Communique: Wilmington Boys Choir Sings One More Spring Concert Saturday, June 3
The Wilmington Boys Choir is performing one more time before summer, on Saturday, June 3 at Winter Park Presbyterian Church at 7:00pm. The concert is free and followed by a reception. Listen to Director Ronnie Wise talk about how the Choir was reformed after a 15+ year hiatus and about the concert; read a transcript below.
The Boys Choir is holding summer camp July 17-20 at St. Therese-by-the-Sea in Wrightsville Beach. This free camp is for boys age 7 through voice change. It runs 9:00am-12:30pm.
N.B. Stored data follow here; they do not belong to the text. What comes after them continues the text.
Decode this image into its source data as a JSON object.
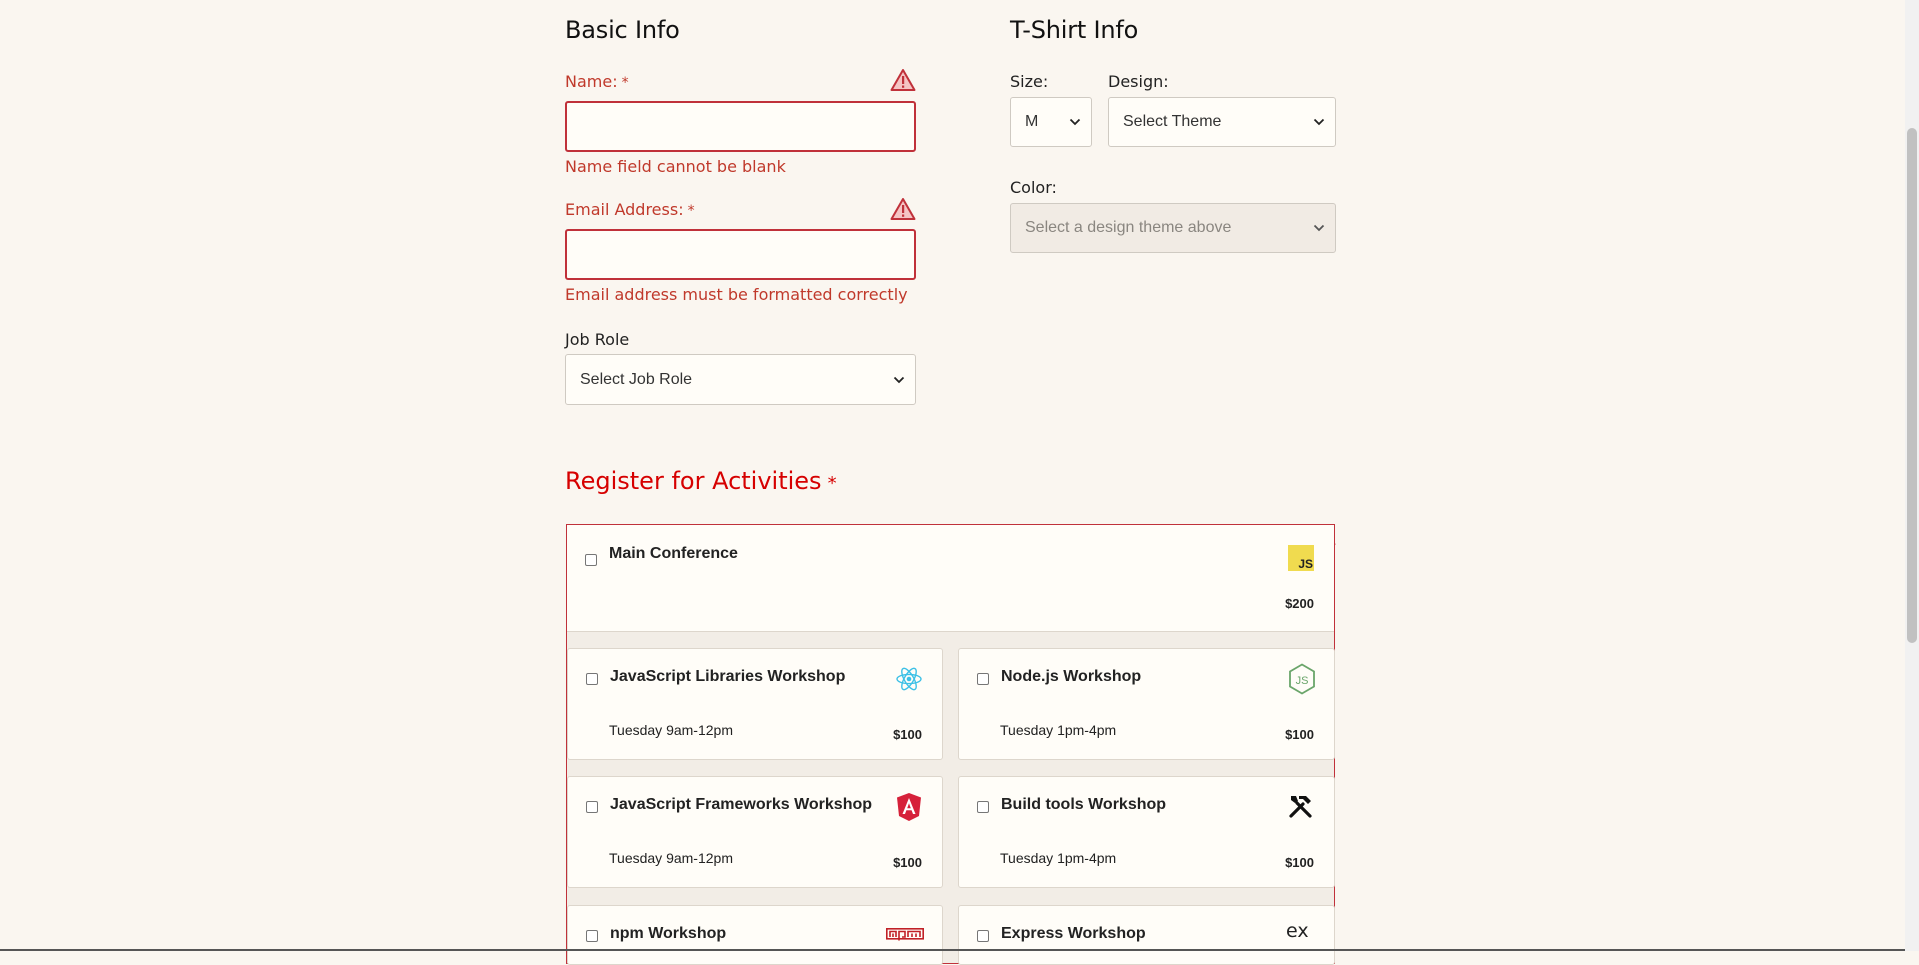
{
  "basic_info": {
    "title": "Basic Info",
    "name": {
      "label": "Name:",
      "required_mark": "*",
      "value": "",
      "error": "Name field cannot be blank"
    },
    "email": {
      "label": "Email Address:",
      "required_mark": "*",
      "value": "",
      "error": "Email address must be formatted correctly"
    },
    "job_role": {
      "label": "Job Role",
      "selected": "Select Job Role"
    }
  },
  "tshirt_info": {
    "title": "T-Shirt Info",
    "size": {
      "label": "Size:",
      "selected": "M"
    },
    "design": {
      "label": "Design:",
      "selected": "Select Theme"
    },
    "color": {
      "label": "Color:",
      "selected": "Select a design theme above"
    }
  },
  "activities": {
    "title": "Register for Activities",
    "required_mark": "*",
    "items": [
      {
        "name": "Main Conference",
        "time": "",
        "cost": "$200",
        "icon": "javascript-icon"
      },
      {
        "name": "JavaScript Libraries Workshop",
        "time": "Tuesday 9am-12pm",
        "cost": "$100",
        "icon": "react-icon"
      },
      {
        "name": "Node.js Workshop",
        "time": "Tuesday 1pm-4pm",
        "cost": "$100",
        "icon": "nodejs-icon"
      },
      {
        "name": "JavaScript Frameworks Workshop",
        "time": "Tuesday 9am-12pm",
        "cost": "$100",
        "icon": "angular-icon"
      },
      {
        "name": "Build tools Workshop",
        "time": "Tuesday 1pm-4pm",
        "cost": "$100",
        "icon": "build-tools-icon"
      },
      {
        "name": "npm Workshop",
        "time": "",
        "cost": "",
        "icon": "npm-icon"
      },
      {
        "name": "Express Workshop",
        "time": "",
        "cost": "",
        "icon": "express-icon"
      }
    ]
  },
  "colors": {
    "error": "#c0392b",
    "heading_error": "#d60000",
    "background": "#faf6f0",
    "js_yellow": "#f0db4f"
  }
}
Find out information about auditions and commitments of the choir here. The Choir currently has about 25 boys.
Gina: This is Communique from WHQR in Wilmington North Carolina. I'm Gina Gambony.
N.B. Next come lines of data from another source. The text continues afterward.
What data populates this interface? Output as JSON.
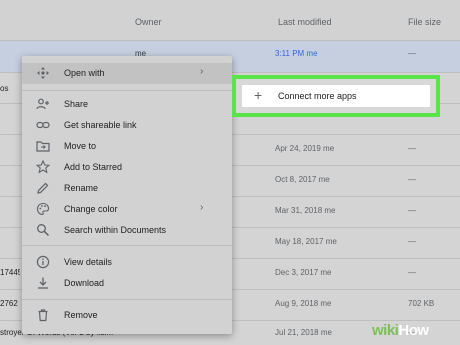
{
  "table": {
    "headers": {
      "owner": "Owner",
      "last_modified": "Last modified",
      "file_size": "File size"
    },
    "rows": [
      {
        "name": "",
        "owner": "me",
        "date": "3:11 PM  me",
        "size": "—",
        "selected": true,
        "date_blue": true
      },
      {
        "name": "os",
        "owner": "",
        "date": "",
        "size": ""
      },
      {
        "name": "",
        "owner": "",
        "date": "",
        "size": ""
      },
      {
        "name": "",
        "owner": "",
        "date": "",
        "size": "—"
      },
      {
        "name": "",
        "owner": "",
        "date": "Apr 24, 2019  me",
        "size": "—"
      },
      {
        "name": "",
        "owner": "",
        "date": "Oct 8, 2017  me",
        "size": "—"
      },
      {
        "name": "",
        "owner": "",
        "date": "Mar 31, 2018  me",
        "size": "—"
      },
      {
        "name": "",
        "owner": "",
        "date": "May 18, 2017  me",
        "size": "—"
      },
      {
        "name": "17445",
        "owner": "",
        "date": "Dec 3, 2017  me",
        "size": "—"
      },
      {
        "name": "2762",
        "owner": "",
        "date": "Aug 9, 2018  me",
        "size": "702 KB"
      },
      {
        "name": "stroyer Of Words (Ver 2 by fisi...",
        "owner": "",
        "date": "Jul 21, 2018  me",
        "size": "—"
      }
    ]
  },
  "context_menu": {
    "items": [
      {
        "label": "Open with",
        "icon": "open-with-icon",
        "has_submenu": true
      },
      {
        "label": "Share",
        "icon": "share-person-icon"
      },
      {
        "label": "Get shareable link",
        "icon": "link-icon"
      },
      {
        "label": "Move to",
        "icon": "move-to-folder-icon"
      },
      {
        "label": "Add to Starred",
        "icon": "star-icon"
      },
      {
        "label": "Rename",
        "icon": "pencil-icon"
      },
      {
        "label": "Change color",
        "icon": "palette-icon",
        "has_submenu": true
      },
      {
        "label": "Search within Documents",
        "icon": "search-icon"
      },
      {
        "label": "View details",
        "icon": "info-icon"
      },
      {
        "label": "Download",
        "icon": "download-icon"
      },
      {
        "label": "Remove",
        "icon": "trash-icon"
      }
    ]
  },
  "submenu": {
    "label": "Connect more apps",
    "icon": "plus-icon"
  },
  "watermark": {
    "wiki": "wiki",
    "how": "How"
  },
  "colors": {
    "highlight_border": "#5be34a",
    "selected_row": "#c6cfe0",
    "link_blue": "#3367d6"
  }
}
Wilmington had a boys choir back in the 20th century-through the 1990s. Sandy Errante used to direct that choir until she shifted gears to create the Girls Choir of Wilmington. No one picked up the baton for boys until Ronnie Weiss came to town four years ago to become the Music Director at St. Paul's Episcopal Church.
Ronnie: I was actually going through some boxes in a closet at St. Paul's. When I first started I started in September. Ad this would have been probably November of 2013. And so I was going through boxes and ran across photo albums that said WBC on them. I looked through them and it was all of these archives of concert programs and photographs and tours of what was the Wilmington Boys Choir. The church was looking for some outreach opportunities and I spoke to the rector about this. It was actually Christmas Eve when I talked to her and so she said well, let's get through Christmas Eve first and then we'll talk about this. So we did and we formed an exploratory committee just to find out if it would be even feasible to get this up and running. The Boys Choir really been out for about 15 years. And we decided that it would be feasible to start the Boys Choir back up.
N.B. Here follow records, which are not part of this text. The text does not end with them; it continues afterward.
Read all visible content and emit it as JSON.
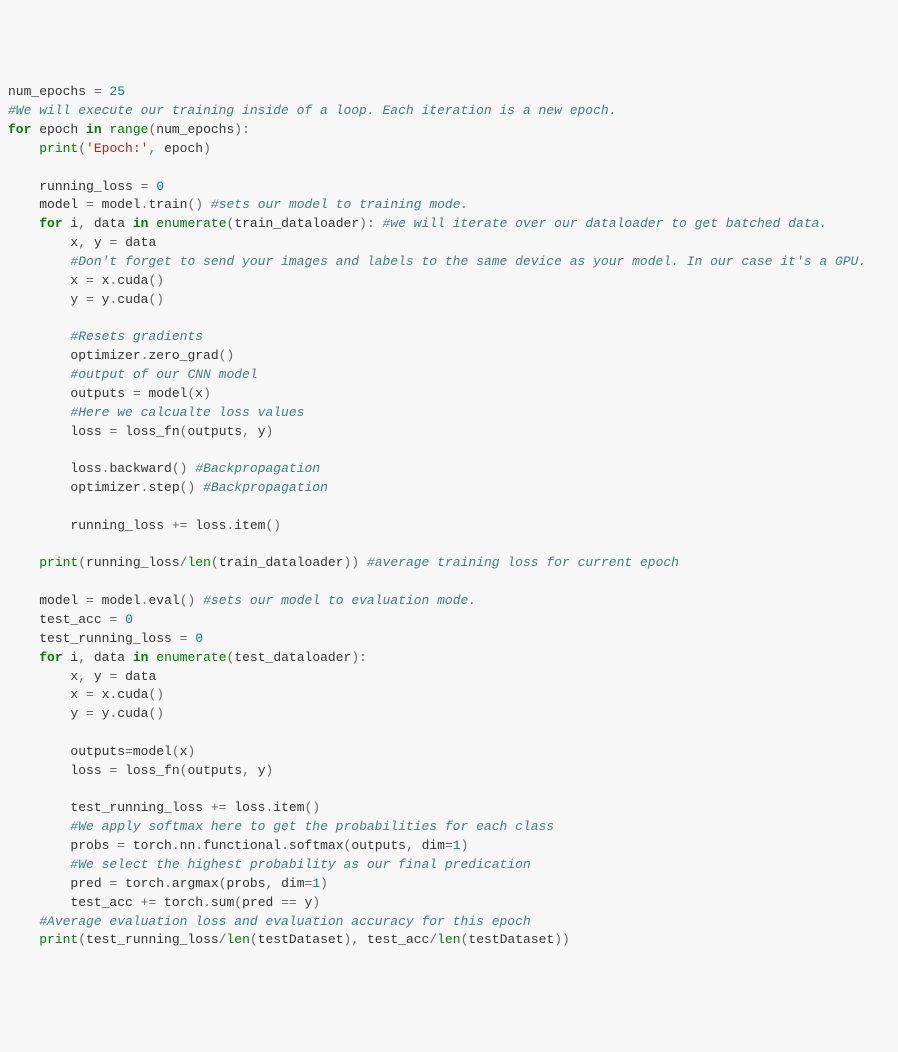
{
  "code": {
    "lines": [
      {
        "indent": 0,
        "tokens": [
          [
            "id",
            "num_epochs"
          ],
          [
            "op",
            " = "
          ],
          [
            "num",
            "25"
          ]
        ]
      },
      {
        "indent": 0,
        "tokens": [
          [
            "com",
            "#We will execute our training inside of a loop. Each iteration is a new epoch."
          ]
        ]
      },
      {
        "indent": 0,
        "tokens": [
          [
            "kw",
            "for"
          ],
          [
            "id",
            " epoch "
          ],
          [
            "kw",
            "in"
          ],
          [
            "id",
            " "
          ],
          [
            "builtin",
            "range"
          ],
          [
            "op",
            "("
          ],
          [
            "id",
            "num_epochs"
          ],
          [
            "op",
            "):"
          ]
        ]
      },
      {
        "indent": 1,
        "tokens": [
          [
            "builtin",
            "print"
          ],
          [
            "op",
            "("
          ],
          [
            "str",
            "'Epoch:'"
          ],
          [
            "op",
            ", "
          ],
          [
            "id",
            "epoch"
          ],
          [
            "op",
            ")"
          ]
        ]
      },
      {
        "indent": 0,
        "tokens": []
      },
      {
        "indent": 1,
        "tokens": [
          [
            "id",
            "running_loss "
          ],
          [
            "op",
            "="
          ],
          [
            "id",
            " "
          ],
          [
            "num",
            "0"
          ]
        ]
      },
      {
        "indent": 1,
        "tokens": [
          [
            "id",
            "model "
          ],
          [
            "op",
            "="
          ],
          [
            "id",
            " model"
          ],
          [
            "op",
            "."
          ],
          [
            "id",
            "train"
          ],
          [
            "op",
            "() "
          ],
          [
            "com",
            "#sets our model to training mode."
          ]
        ]
      },
      {
        "indent": 1,
        "tokens": [
          [
            "kw",
            "for"
          ],
          [
            "id",
            " i"
          ],
          [
            "op",
            ", "
          ],
          [
            "id",
            "data "
          ],
          [
            "kw",
            "in"
          ],
          [
            "id",
            " "
          ],
          [
            "builtin",
            "enumerate"
          ],
          [
            "op",
            "("
          ],
          [
            "id",
            "train_dataloader"
          ],
          [
            "op",
            "): "
          ],
          [
            "com",
            "#we will iterate over our dataloader to get batched data."
          ]
        ]
      },
      {
        "indent": 2,
        "tokens": [
          [
            "id",
            "x"
          ],
          [
            "op",
            ", "
          ],
          [
            "id",
            "y "
          ],
          [
            "op",
            "="
          ],
          [
            "id",
            " data"
          ]
        ]
      },
      {
        "indent": 2,
        "tokens": [
          [
            "com",
            "#Don't forget to send your images and labels to the same device as your model. In our case it's a GPU."
          ]
        ]
      },
      {
        "indent": 2,
        "tokens": [
          [
            "id",
            "x "
          ],
          [
            "op",
            "="
          ],
          [
            "id",
            " x"
          ],
          [
            "op",
            "."
          ],
          [
            "id",
            "cuda"
          ],
          [
            "op",
            "()"
          ]
        ]
      },
      {
        "indent": 2,
        "tokens": [
          [
            "id",
            "y "
          ],
          [
            "op",
            "="
          ],
          [
            "id",
            " y"
          ],
          [
            "op",
            "."
          ],
          [
            "id",
            "cuda"
          ],
          [
            "op",
            "()"
          ]
        ]
      },
      {
        "indent": 0,
        "tokens": []
      },
      {
        "indent": 2,
        "tokens": [
          [
            "com",
            "#Resets gradients"
          ]
        ]
      },
      {
        "indent": 2,
        "tokens": [
          [
            "id",
            "optimizer"
          ],
          [
            "op",
            "."
          ],
          [
            "id",
            "zero_grad"
          ],
          [
            "op",
            "()"
          ]
        ]
      },
      {
        "indent": 2,
        "tokens": [
          [
            "com",
            "#output of our CNN model"
          ]
        ]
      },
      {
        "indent": 2,
        "tokens": [
          [
            "id",
            "outputs "
          ],
          [
            "op",
            "="
          ],
          [
            "id",
            " model"
          ],
          [
            "op",
            "("
          ],
          [
            "id",
            "x"
          ],
          [
            "op",
            ")"
          ]
        ]
      },
      {
        "indent": 2,
        "tokens": [
          [
            "com",
            "#Here we calcualte loss values"
          ]
        ]
      },
      {
        "indent": 2,
        "tokens": [
          [
            "id",
            "loss "
          ],
          [
            "op",
            "="
          ],
          [
            "id",
            " loss_fn"
          ],
          [
            "op",
            "("
          ],
          [
            "id",
            "outputs"
          ],
          [
            "op",
            ", "
          ],
          [
            "id",
            "y"
          ],
          [
            "op",
            ")"
          ]
        ]
      },
      {
        "indent": 0,
        "tokens": []
      },
      {
        "indent": 2,
        "tokens": [
          [
            "id",
            "loss"
          ],
          [
            "op",
            "."
          ],
          [
            "id",
            "backward"
          ],
          [
            "op",
            "() "
          ],
          [
            "com",
            "#Backpropagation"
          ]
        ]
      },
      {
        "indent": 2,
        "tokens": [
          [
            "id",
            "optimizer"
          ],
          [
            "op",
            "."
          ],
          [
            "id",
            "step"
          ],
          [
            "op",
            "() "
          ],
          [
            "com",
            "#Backpropagation"
          ]
        ]
      },
      {
        "indent": 0,
        "tokens": []
      },
      {
        "indent": 2,
        "tokens": [
          [
            "id",
            "running_loss "
          ],
          [
            "op",
            "+="
          ],
          [
            "id",
            " loss"
          ],
          [
            "op",
            "."
          ],
          [
            "id",
            "item"
          ],
          [
            "op",
            "()"
          ]
        ]
      },
      {
        "indent": 0,
        "tokens": []
      },
      {
        "indent": 1,
        "tokens": [
          [
            "builtin",
            "print"
          ],
          [
            "op",
            "("
          ],
          [
            "id",
            "running_loss"
          ],
          [
            "op",
            "/"
          ],
          [
            "builtin",
            "len"
          ],
          [
            "op",
            "("
          ],
          [
            "id",
            "train_dataloader"
          ],
          [
            "op",
            ")) "
          ],
          [
            "com",
            "#average training loss for current epoch"
          ]
        ]
      },
      {
        "indent": 0,
        "tokens": []
      },
      {
        "indent": 1,
        "tokens": [
          [
            "id",
            "model "
          ],
          [
            "op",
            "="
          ],
          [
            "id",
            " model"
          ],
          [
            "op",
            "."
          ],
          [
            "id",
            "eval"
          ],
          [
            "op",
            "() "
          ],
          [
            "com",
            "#sets our model to evaluation mode."
          ]
        ]
      },
      {
        "indent": 1,
        "tokens": [
          [
            "id",
            "test_acc "
          ],
          [
            "op",
            "="
          ],
          [
            "id",
            " "
          ],
          [
            "num",
            "0"
          ]
        ]
      },
      {
        "indent": 1,
        "tokens": [
          [
            "id",
            "test_running_loss "
          ],
          [
            "op",
            "="
          ],
          [
            "id",
            " "
          ],
          [
            "num",
            "0"
          ]
        ]
      },
      {
        "indent": 1,
        "tokens": [
          [
            "kw",
            "for"
          ],
          [
            "id",
            " i"
          ],
          [
            "op",
            ", "
          ],
          [
            "id",
            "data "
          ],
          [
            "kw",
            "in"
          ],
          [
            "id",
            " "
          ],
          [
            "builtin",
            "enumerate"
          ],
          [
            "op",
            "("
          ],
          [
            "id",
            "test_dataloader"
          ],
          [
            "op",
            "):"
          ]
        ]
      },
      {
        "indent": 2,
        "tokens": [
          [
            "id",
            "x"
          ],
          [
            "op",
            ", "
          ],
          [
            "id",
            "y "
          ],
          [
            "op",
            "="
          ],
          [
            "id",
            " data"
          ]
        ]
      },
      {
        "indent": 2,
        "tokens": [
          [
            "id",
            "x "
          ],
          [
            "op",
            "="
          ],
          [
            "id",
            " x"
          ],
          [
            "op",
            "."
          ],
          [
            "id",
            "cuda"
          ],
          [
            "op",
            "()"
          ]
        ]
      },
      {
        "indent": 2,
        "tokens": [
          [
            "id",
            "y "
          ],
          [
            "op",
            "="
          ],
          [
            "id",
            " y"
          ],
          [
            "op",
            "."
          ],
          [
            "id",
            "cuda"
          ],
          [
            "op",
            "()"
          ]
        ]
      },
      {
        "indent": 0,
        "tokens": []
      },
      {
        "indent": 2,
        "tokens": [
          [
            "id",
            "outputs"
          ],
          [
            "op",
            "="
          ],
          [
            "id",
            "model"
          ],
          [
            "op",
            "("
          ],
          [
            "id",
            "x"
          ],
          [
            "op",
            ")"
          ]
        ]
      },
      {
        "indent": 2,
        "tokens": [
          [
            "id",
            "loss "
          ],
          [
            "op",
            "="
          ],
          [
            "id",
            " loss_fn"
          ],
          [
            "op",
            "("
          ],
          [
            "id",
            "outputs"
          ],
          [
            "op",
            ", "
          ],
          [
            "id",
            "y"
          ],
          [
            "op",
            ")"
          ]
        ]
      },
      {
        "indent": 0,
        "tokens": []
      },
      {
        "indent": 2,
        "tokens": [
          [
            "id",
            "test_running_loss "
          ],
          [
            "op",
            "+="
          ],
          [
            "id",
            " loss"
          ],
          [
            "op",
            "."
          ],
          [
            "id",
            "item"
          ],
          [
            "op",
            "()"
          ]
        ]
      },
      {
        "indent": 2,
        "tokens": [
          [
            "com",
            "#We apply softmax here to get the probabilities for each class"
          ]
        ]
      },
      {
        "indent": 2,
        "tokens": [
          [
            "id",
            "probs "
          ],
          [
            "op",
            "="
          ],
          [
            "id",
            " torch"
          ],
          [
            "op",
            "."
          ],
          [
            "id",
            "nn"
          ],
          [
            "op",
            "."
          ],
          [
            "id",
            "functional"
          ],
          [
            "op",
            "."
          ],
          [
            "id",
            "softmax"
          ],
          [
            "op",
            "("
          ],
          [
            "id",
            "outputs"
          ],
          [
            "op",
            ", "
          ],
          [
            "id",
            "dim"
          ],
          [
            "op",
            "="
          ],
          [
            "num",
            "1"
          ],
          [
            "op",
            ")"
          ]
        ]
      },
      {
        "indent": 2,
        "tokens": [
          [
            "com",
            "#We select the highest probability as our final predication"
          ]
        ]
      },
      {
        "indent": 2,
        "tokens": [
          [
            "id",
            "pred "
          ],
          [
            "op",
            "="
          ],
          [
            "id",
            " torch"
          ],
          [
            "op",
            "."
          ],
          [
            "id",
            "argmax"
          ],
          [
            "op",
            "("
          ],
          [
            "id",
            "probs"
          ],
          [
            "op",
            ", "
          ],
          [
            "id",
            "dim"
          ],
          [
            "op",
            "="
          ],
          [
            "num",
            "1"
          ],
          [
            "op",
            ")"
          ]
        ]
      },
      {
        "indent": 2,
        "tokens": [
          [
            "id",
            "test_acc "
          ],
          [
            "op",
            "+="
          ],
          [
            "id",
            " torch"
          ],
          [
            "op",
            "."
          ],
          [
            "id",
            "sum"
          ],
          [
            "op",
            "("
          ],
          [
            "id",
            "pred "
          ],
          [
            "op",
            "=="
          ],
          [
            "id",
            " y"
          ],
          [
            "op",
            ")"
          ]
        ]
      },
      {
        "indent": 1,
        "tokens": [
          [
            "com",
            "#Average evaluation loss and evaluation accuracy for this epoch"
          ]
        ]
      },
      {
        "indent": 1,
        "tokens": [
          [
            "builtin",
            "print"
          ],
          [
            "op",
            "("
          ],
          [
            "id",
            "test_running_loss"
          ],
          [
            "op",
            "/"
          ],
          [
            "builtin",
            "len"
          ],
          [
            "op",
            "("
          ],
          [
            "id",
            "testDataset"
          ],
          [
            "op",
            "), "
          ],
          [
            "id",
            "test_acc"
          ],
          [
            "op",
            "/"
          ],
          [
            "builtin",
            "len"
          ],
          [
            "op",
            "("
          ],
          [
            "id",
            "testDataset"
          ],
          [
            "op",
            "))"
          ]
        ]
      }
    ],
    "indent_string": "    "
  }
}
Gina: Boys join the choir through audition and are eligible to sing in the choir from nine years old through voice change. I asked Ronnie if boys ever try to hide changes in their voices as puberty takes over.
Ronnie: We do have that happen, yeah. And surprisingly, they can hang on to it even after their voice changes. They can hang on to the soprano sound for a while. So it's not, you're not immediately out. You can you can usually make it through the season, but we do have some who are approaching that age and so that's why we're always hoping to get new boys in. It's a little different than the girls choir because the girls choir can- they can hang on to the girls for a long, long time, all the way through high school. But for us it's that brief period of time that the voice is going to be just perfect.
And so we always talk to parents about that, if there are sports and other activities we say, you can play baseball for the rest of your life but you have a short window in which your voice will sound like this.
Gina: The Wilmington Boys Choir is performing next Saturday, June 3rd at Winter Park Presbyterian Church. The performance begins at 7 o'clock.
Ronnie: We have a lot of really interesting pieces on this program, one being “One Voice” by Barry Manilow. The boys really love that piece. There are certain ones that they just automatically cling to and that that seems to be one of them. It’s a really beautiful piece. Another piece they really enjoy is Sir Arthur Sullivan’s “The last chord.”
Also John Rutger's “Lord of the Dance,” that seems to be another one that’s very popular. So all of those pieces are on this spring concert.
Gina: That was Ronnie Wise, Director of the Wilmington Boys Choir. Find details about the June 3rd performance at Winter Park Presbyterian and information about the Boys Choir summer camp at WHQR.org.
Ronnie Wise is the Music Director at St. Paul's Episcopal Church and the Director of the Wilmington Boys Choir. Gina Gambony is the host and producer of WHQR's Communique.
On the sound file above, you’ll hear a snippet of St. Philips Boys Choir singing “One Voice.”